Paul – Planning Director
As an example of this, I was once presented with a proposal to build shops and flats when working at Kingston upon Thames. The architect (a fairly experienced firm) had put forward a two storey scheme that was in truth, pretty unimaginative. I asked them directly, ‘what led to this design and scale – everything around here is 3,4, even 5 storeys?’ and they admitted it was because they felt it would please the planners more. They admitted it was rare that a planner asking them to increase the floors was not expected, but they did, and the end result is a building which properly addresses the corner junction it sits aside, as well as doubling the number of flats within it from 3 to 6 (not a bad return when you consider each flat is now worth circa £350k)
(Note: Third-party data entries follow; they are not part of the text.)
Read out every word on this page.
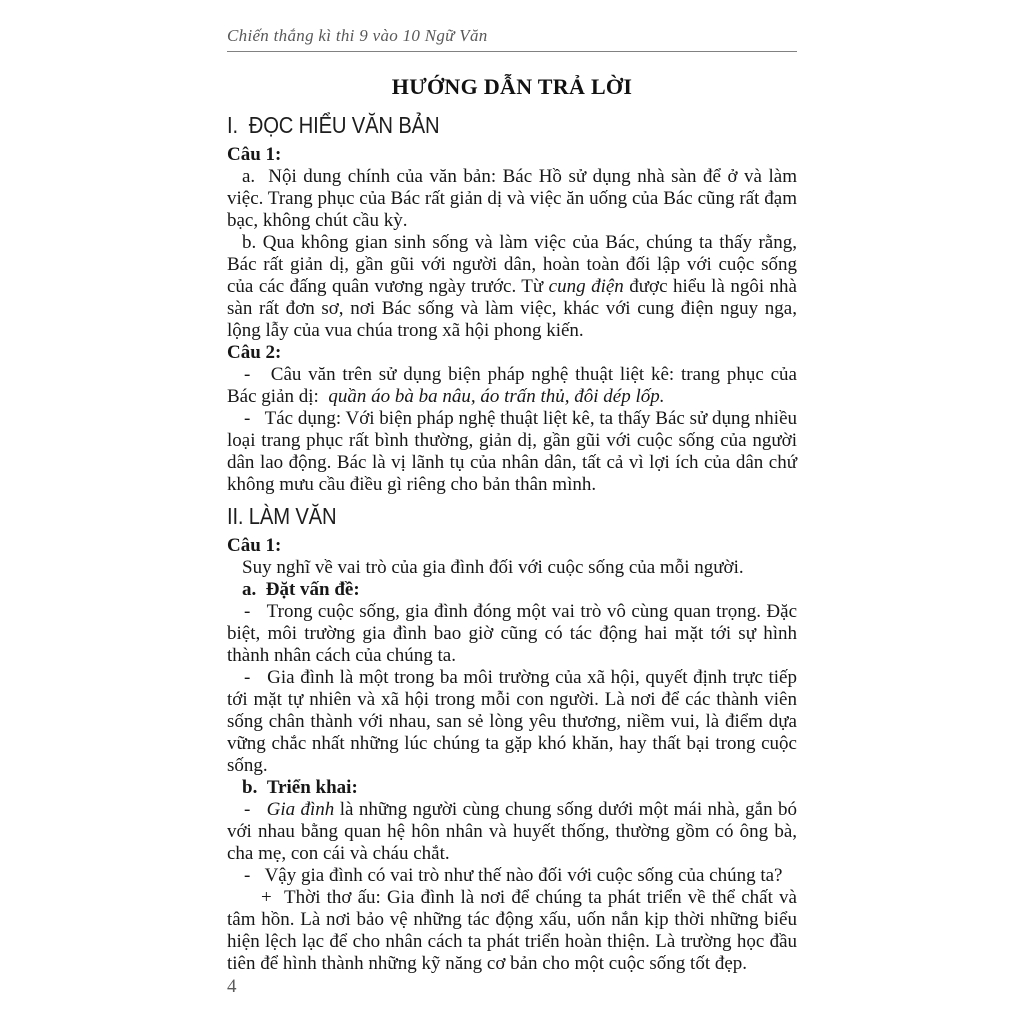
Chiến thắng kì thi 9 vào 10 Ngữ Văn
HƯỚNG DẪN TRẢ LỜI
I.  ĐỌC HIỂU VĂN BẢN

Câu 1:

a.  Nội dung chính của văn bản: Bác Hồ sử dụng nhà sàn để ở và làm việc. Trang phục của Bác rất giản dị và việc ăn uống của Bác cũng rất đạm bạc, không chút cầu kỳ.

b. Qua không gian sinh sống và làm việc của Bác, chúng ta thấy rằng, Bác rất giản dị, gần gũi với người dân, hoàn toàn đối lập với cuộc sống của các đấng quân vương ngày trước. Từ cung điện được hiểu là ngôi nhà sàn rất đơn sơ, nơi Bác sống và làm việc, khác với cung điện nguy nga, lộng lẫy của vua chúa trong xã hội phong kiến.

Câu 2:

-   Câu văn trên sử dụng biện pháp nghệ thuật liệt kê: trang phục của Bác giản dị:  quần áo bà ba nâu, áo trấn thủ, đôi dép lốp.

-   Tác dụng: Với biện pháp nghệ thuật liệt kê, ta thấy Bác sử dụng nhiều loại trang phục rất bình thường, giản dị, gần gũi với cuộc sống của người dân lao động. Bác là vị lãnh tụ của nhân dân, tất cả vì lợi ích của dân chứ không mưu cầu điều gì riêng cho bản thân mình.

II. LÀM VĂN

Câu 1:

Suy nghĩ về vai trò của gia đình đối với cuộc sống của mỗi người.

a.  Đặt vấn đề:

-   Trong cuộc sống, gia đình đóng một vai trò vô cùng quan trọng. Đặc biệt, môi trường gia đình bao giờ cũng có tác động hai mặt tới sự hình thành nhân cách của chúng ta.

-   Gia đình là một trong ba môi trường của xã hội, quyết định trực tiếp tới mặt tự nhiên và xã hội trong mỗi con người. Là nơi để các thành viên sống chân thành với nhau, san sẻ lòng yêu thương, niềm vui, là điểm dựa vững chắc nhất những lúc chúng ta gặp khó khăn, hay thất bại trong cuộc sống.

b.  Triển khai:

-   Gia đình là những người cùng chung sống dưới một mái nhà, gắn bó với nhau bằng quan hệ hôn nhân và huyết thống, thường gồm có ông bà, cha mẹ, con cái và cháu chắt.

-   Vậy gia đình có vai trò như thế nào đối với cuộc sống của chúng ta?

+  Thời thơ ấu: Gia đình là nơi để chúng ta phát triển về thể chất và tâm hồn. Là nơi bảo vệ những tác động xấu, uốn nắn kịp thời những biểu hiện lệch lạc để cho nhân cách ta phát triển hoàn thiện. Là trường học đầu tiên để hình thành những kỹ năng cơ bản cho một cuộc sống tốt đẹp.

4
We are delighted that Redcar and Cleveland Council has granted permission for extensions to a large single storey bungalow with a new first floor addition, allowing a rather awkward and badly laid out linear ground floor to be remodelled, sleeping accommodation for 5 rooms added upstairs and a new multi-use games room added to the rear of this house. The house is located in a tranquil woodland setting near Nunthorpe, Teesside and whilst pleasant enough, it did not function well as a family home. The owners had received a negative first response from the council, but from this we were able to demonstrate that the extensions had a historical precedent in the area going back to now defunct industrial practices there, and that on all levels the proposals would not generate any ‘material harm’ with a Landscape and Visual Impact assessment. Thankfully officers saw this as being sufficient evidence to address their concerns and consent was granted within the 8 week statutory time period. Working closely on this with local firm Close Granger Grey & Wlkin (CGGW) of Guisborough, whom we’ve partnered with on a number of projects.